The third-party guarantor was bidding through Loic Gouzer, Christie’s co-chairman of postwar and contemporary art in the Americas, who placed the $102 million winning bid. The final price, including Christie’s standard buyer’s premium, should have been $115,062,500, according to Lobus. But the auction house reported $115 million as the final price, suggesting that the guarantor received a $62,500 fee for agreeing to place the irrevocable bid, ensuring that the work sells.
“It shows the giveback to the third party for taking on that risk” said Sarah Wendell Sherrill, co-founder of Lobus. “This is the true price and it’s better for the market that they are being transparent.”
A third-party backer also bought a Venetian landscape by Jean-Baptiste-Camille Corot for $9 million, a record auction price for the artist. That total included a $302,656 commission refund from Christie’s, according to Lobus.
Matisse’s 1923 painting Odalisque Couchee aux Magnolias, depicting a voluptuous woman with her arms folded behind her head on a green chaise longue also drew tepid bidding. It sold to Xin Li Cohen, deputy chairman of Christie’s Asia, on behalf of a client, for $80.7 million, compared with an estimate of $70 million. The price still smashed the French artist’s previous auction record of $48.8 million.
“There’s resistance at the top level,” said Brett Gorvy, co-owner of Levy Gorvy gallery in New York and London, adding that the results for Picasso and Matisse were disappointing “after so much hype.”
Christie’s spent six months marketing the collection around the world, with special campaigns in China, Japan, France and the Gulf States. Some 80,000 people saw the traveling exhibition.
The premium to own a work from the Rockefeller family could be felt in frenzied bidding for many lower priced works in the collection.
“The Rockefeller name was clearly bankable in the auction room,” said art lawyer Thomas C. Danziger, a partner at Danziger, Danziger & Muro.
Monet’s painting of a water-lily pond fetched $84.7 million, surpassing the estimated $50 million and establishing a new artist record. Painted during World War I, the canvas is rich in mauve and lilac as well as rougher, more muscular brush strokes. Ms Li Cohen won the painting for her client. The Monet was among seven artist records in the sale.
The auction kicked off with a flurry of bids for a 5-by-7-inch watercolour of an apple by Picasso. Within seconds, bidding surpassed the estimated range of $1 million to $1.5 million, selling at $3.9 million.

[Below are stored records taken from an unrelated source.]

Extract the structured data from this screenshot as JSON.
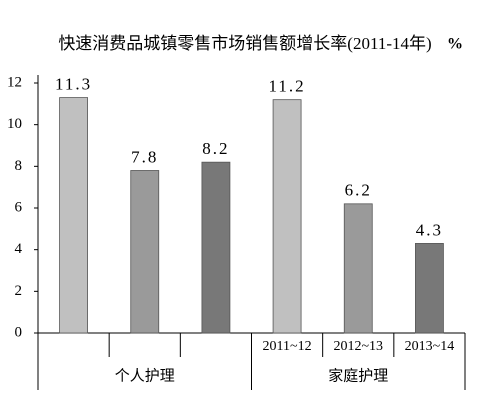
{
  "chart_data": {
    "type": "bar",
    "title": "快速消费品城镇零售市场销售额增长率(2011-14年)",
    "unit": "%",
    "categories": [
      "个人护理",
      "家庭护理"
    ],
    "series": [
      {
        "name": "2011~12",
        "color": "#c0c0c0",
        "values": [
          11.3,
          11.2
        ]
      },
      {
        "name": "2012~13",
        "color": "#9a9a9a",
        "values": [
          7.8,
          6.2
        ]
      },
      {
        "name": "2013~14",
        "color": "#787878",
        "values": [
          8.2,
          4.3
        ]
      }
    ],
    "ylim": [
      0,
      12
    ],
    "yticks": [
      0,
      2,
      4,
      6,
      8,
      10,
      12
    ],
    "grid": false
  }
}
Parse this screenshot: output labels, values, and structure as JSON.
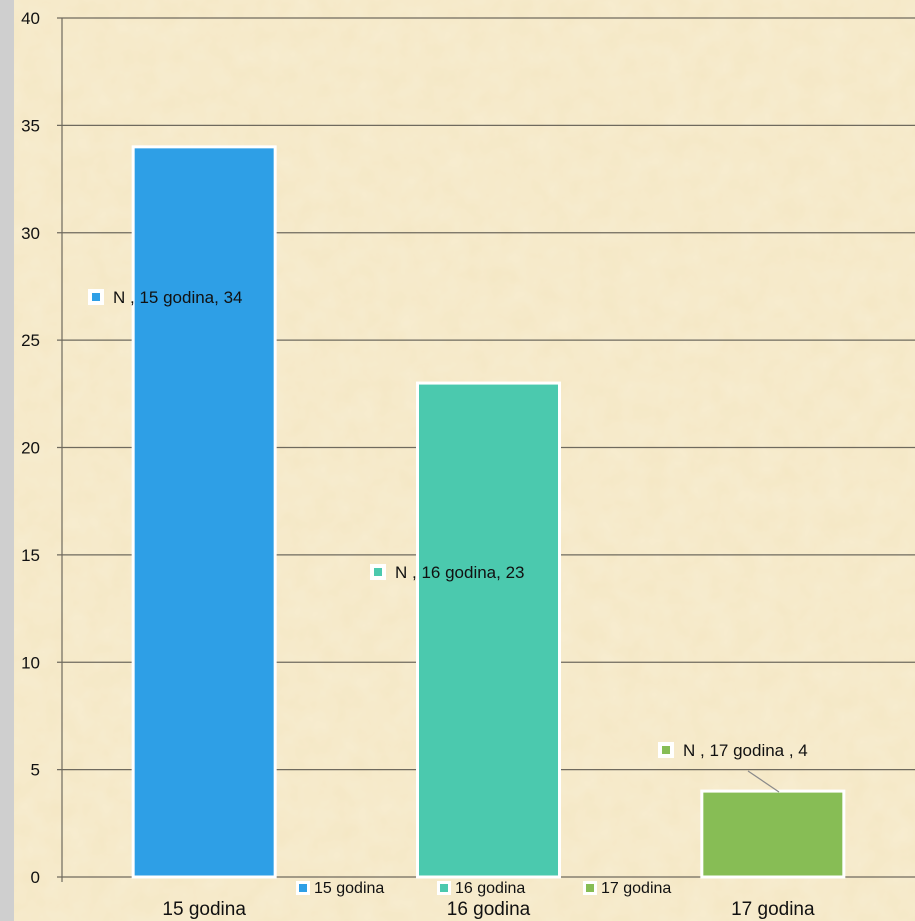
{
  "chart_data": {
    "type": "bar",
    "categories": [
      "15 godina",
      "16 godina",
      "17 godina"
    ],
    "values": [
      34,
      23,
      4
    ],
    "ylim": [
      0,
      40
    ],
    "yticks": [
      0,
      5,
      10,
      15,
      20,
      25,
      30,
      35,
      40
    ],
    "grid": true,
    "colors": [
      "#2e9fe6",
      "#4bc9ae",
      "#87bd55"
    ],
    "data_labels": [
      "N , 15 godina, 34",
      "N , 16 godina, 23",
      "N , 17 godina , 4"
    ],
    "legend": {
      "position": "bottom",
      "entries": [
        "15 godina",
        "16 godina",
        "17 godina"
      ]
    }
  }
}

Titled Pomme, the 1914 work was a Christmas gift to Gertrude Stein and her lover Alice B Toklas from the artist. Earlier that year, Ms Stein and her brother Leo split up their storied art collection and she lost a beloved Cezanne painting of five apples. Picasso made up for the loss with a Cezanne-inspired drawing of his own, which he inscribed on the back.

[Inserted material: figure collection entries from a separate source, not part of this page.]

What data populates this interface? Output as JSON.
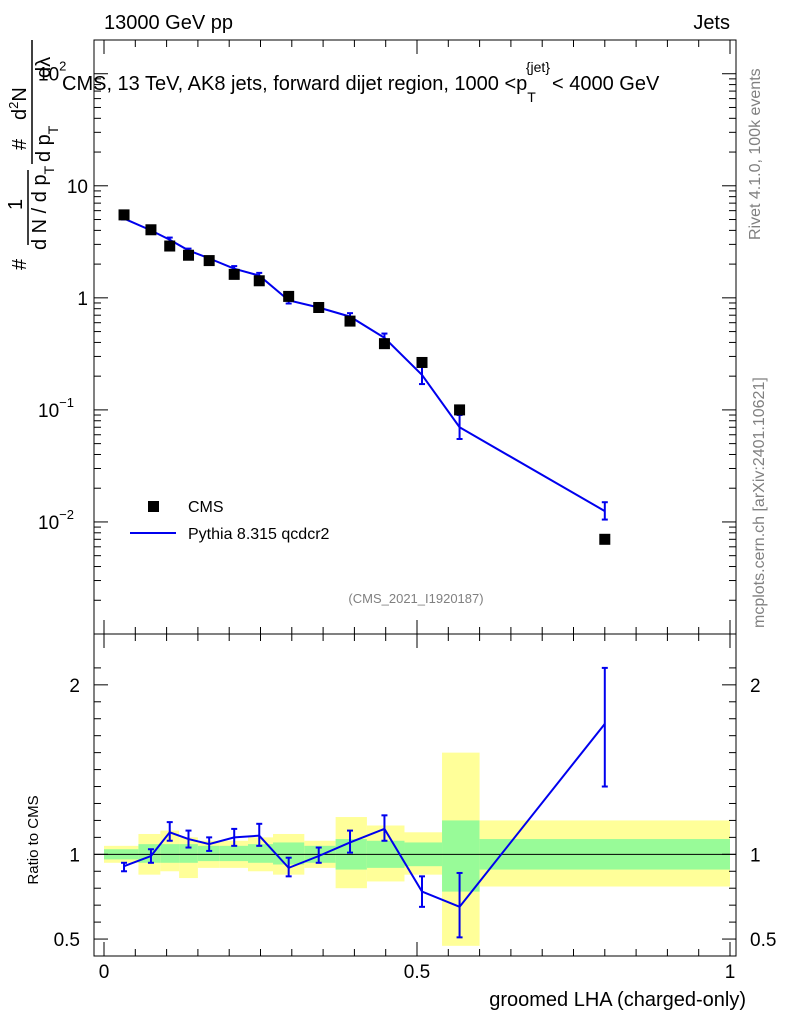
{
  "header": {
    "left": "13000 GeV pp",
    "right": "Jets",
    "title": "CMS, 13 TeV, AK8 jets, forward dijet region, 1000 <p",
    "title_sub": "T",
    "title_sup": "{jet}",
    "title_end": "< 4000 GeV"
  },
  "side": {
    "rivet": "Rivet 4.1.0,  100k events",
    "mcplots": "mcplots.cern.ch [arXiv:2401.10621]"
  },
  "analysis_id": "(CMS_2021_I1920187)",
  "ylabel_top": {
    "hash1": "#",
    "n1": "1",
    "dn": "d N / d p",
    "dn_sub": "T",
    "hash2": "#",
    "d2n": "d",
    "d2n_sup": "2",
    "d2n_end": "N",
    "dpt": "d p",
    "dpt_sub": "T",
    "dl": "dλ"
  },
  "ylabel_bottom": "Ratio to CMS",
  "xlabel": "groomed LHA (charged-only)",
  "legend": {
    "cms": "CMS",
    "mc": "Pythia 8.315 qcdcr2"
  },
  "colors": {
    "data": "#000000",
    "mc": "#0000ee",
    "band_inner": "#98fb98",
    "band_outer": "#ffff99"
  },
  "chart_data": [
    {
      "type": "scatter",
      "name": "main",
      "yscale": "log",
      "xlim": [
        0,
        1
      ],
      "ylim": [
        0.001,
        200
      ],
      "yticks": [
        {
          "value": 0.01,
          "base": "10",
          "exp": "−2"
        },
        {
          "value": 0.1,
          "base": "10",
          "exp": "−1"
        },
        {
          "value": 1,
          "base": "1",
          "exp": ""
        },
        {
          "value": 10,
          "base": "10",
          "exp": ""
        },
        {
          "value": 100,
          "base": "10",
          "exp": "2"
        }
      ],
      "series": [
        {
          "name": "CMS",
          "x": [
            0.032,
            0.075,
            0.105,
            0.135,
            0.168,
            0.208,
            0.248,
            0.295,
            0.343,
            0.393,
            0.448,
            0.508,
            0.568,
            0.8
          ],
          "y": [
            5.5,
            4.05,
            2.9,
            2.4,
            2.15,
            1.62,
            1.42,
            1.03,
            0.82,
            0.62,
            0.39,
            0.265,
            0.1,
            0.007
          ]
        },
        {
          "name": "Pythia 8.315 qcdcr2",
          "x": [
            0.032,
            0.075,
            0.105,
            0.135,
            0.168,
            0.208,
            0.248,
            0.295,
            0.343,
            0.393,
            0.448,
            0.508,
            0.568,
            0.8
          ],
          "y": [
            5.1,
            4.0,
            3.3,
            2.65,
            2.25,
            1.82,
            1.58,
            0.95,
            0.82,
            0.68,
            0.44,
            0.205,
            0.07,
            0.0125
          ],
          "yerr_lo": [
            5.0,
            3.92,
            3.15,
            2.55,
            2.18,
            1.74,
            1.49,
            0.89,
            0.79,
            0.64,
            0.41,
            0.17,
            0.055,
            0.0105
          ],
          "yerr_hi": [
            5.2,
            4.1,
            3.45,
            2.75,
            2.32,
            1.92,
            1.67,
            1.02,
            0.86,
            0.73,
            0.48,
            0.245,
            0.09,
            0.015
          ]
        }
      ]
    },
    {
      "type": "line",
      "name": "ratio",
      "ylabel": "Ratio to CMS",
      "xlim": [
        0,
        1
      ],
      "ylim": [
        0.4,
        2.3
      ],
      "yticks": [
        {
          "value": 0.5,
          "label": "0.5"
        },
        {
          "value": 1,
          "label": "1"
        },
        {
          "value": 2,
          "label": "2"
        }
      ],
      "xticks": [
        {
          "value": 0,
          "label": "0"
        },
        {
          "value": 0.5,
          "label": "0.5"
        },
        {
          "value": 1,
          "label": "1"
        }
      ],
      "bands": [
        {
          "x0": 0.0,
          "x1": 0.055,
          "in_lo": 0.97,
          "in_hi": 1.03,
          "out_lo": 0.95,
          "out_hi": 1.05
        },
        {
          "x0": 0.055,
          "x1": 0.09,
          "in_lo": 0.95,
          "in_hi": 1.06,
          "out_lo": 0.88,
          "out_hi": 1.12
        },
        {
          "x0": 0.09,
          "x1": 0.12,
          "in_lo": 0.95,
          "in_hi": 1.06,
          "out_lo": 0.9,
          "out_hi": 1.14
        },
        {
          "x0": 0.12,
          "x1": 0.15,
          "in_lo": 0.95,
          "in_hi": 1.06,
          "out_lo": 0.86,
          "out_hi": 1.1
        },
        {
          "x0": 0.15,
          "x1": 0.185,
          "in_lo": 0.96,
          "in_hi": 1.05,
          "out_lo": 0.92,
          "out_hi": 1.08
        },
        {
          "x0": 0.185,
          "x1": 0.23,
          "in_lo": 0.96,
          "in_hi": 1.05,
          "out_lo": 0.92,
          "out_hi": 1.08
        },
        {
          "x0": 0.23,
          "x1": 0.27,
          "in_lo": 0.95,
          "in_hi": 1.06,
          "out_lo": 0.9,
          "out_hi": 1.1
        },
        {
          "x0": 0.27,
          "x1": 0.32,
          "in_lo": 0.94,
          "in_hi": 1.07,
          "out_lo": 0.88,
          "out_hi": 1.12
        },
        {
          "x0": 0.32,
          "x1": 0.37,
          "in_lo": 0.95,
          "in_hi": 1.05,
          "out_lo": 0.92,
          "out_hi": 1.08
        },
        {
          "x0": 0.37,
          "x1": 0.42,
          "in_lo": 0.91,
          "in_hi": 1.09,
          "out_lo": 0.8,
          "out_hi": 1.22
        },
        {
          "x0": 0.42,
          "x1": 0.48,
          "in_lo": 0.92,
          "in_hi": 1.08,
          "out_lo": 0.84,
          "out_hi": 1.17
        },
        {
          "x0": 0.48,
          "x1": 0.54,
          "in_lo": 0.93,
          "in_hi": 1.07,
          "out_lo": 0.88,
          "out_hi": 1.13
        },
        {
          "x0": 0.54,
          "x1": 0.6,
          "in_lo": 0.78,
          "in_hi": 1.2,
          "out_lo": 0.46,
          "out_hi": 1.6
        },
        {
          "x0": 0.6,
          "x1": 1.0,
          "in_lo": 0.91,
          "in_hi": 1.09,
          "out_lo": 0.81,
          "out_hi": 1.2
        }
      ],
      "series": [
        {
          "name": "Pythia 8.315 qcdcr2",
          "x": [
            0.032,
            0.075,
            0.105,
            0.135,
            0.168,
            0.208,
            0.248,
            0.295,
            0.343,
            0.393,
            0.448,
            0.508,
            0.568,
            0.8
          ],
          "y": [
            0.93,
            0.99,
            1.13,
            1.09,
            1.06,
            1.1,
            1.11,
            0.92,
            0.99,
            1.07,
            1.15,
            0.78,
            0.69,
            1.77
          ],
          "yerr_lo": [
            0.9,
            0.95,
            1.08,
            1.04,
            1.02,
            1.05,
            1.05,
            0.87,
            0.95,
            1.01,
            1.08,
            0.69,
            0.51,
            1.4
          ],
          "yerr_hi": [
            0.95,
            1.03,
            1.19,
            1.14,
            1.1,
            1.15,
            1.18,
            0.98,
            1.04,
            1.14,
            1.23,
            0.87,
            0.89,
            2.1
          ]
        }
      ]
    }
  ]
}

A four-panel group Les Delices de la Vie by Armand Seguin soared to $7.7 million from the starting bid of $800,000. At least a dozen bidders pursued the allegorical scene of earthly pleasures, which smashed the previous auction record of $314,897 for the artist.
“That’s what rational exuberance looks like,” said Marc Glimcher, president of Pace Gallery, who won a still life by Giorgio Morandi for $4.3 million, an artist auction record. “There’s a lot of great new energy in the Impressionist and modern art field from all over the world.”
Paul Gauguin’s La Vague fetched $35.2 million, almost twice the estimated $18 million. Painted in 1888 in Brittany, it depicts two massive black rocks during the North Atlantic surf, with two tiny figures rushing out of the water onto a red beach.
“What you can’t underestimate is the history of the pictures, the premium to be paid for what’s essentially American royalty,” said Melanie Clore, London-based art adviser and co-founder of Clore Wyndham. “If you are a new collector it’s a great validation and if you are an old collector it’s part of your history.”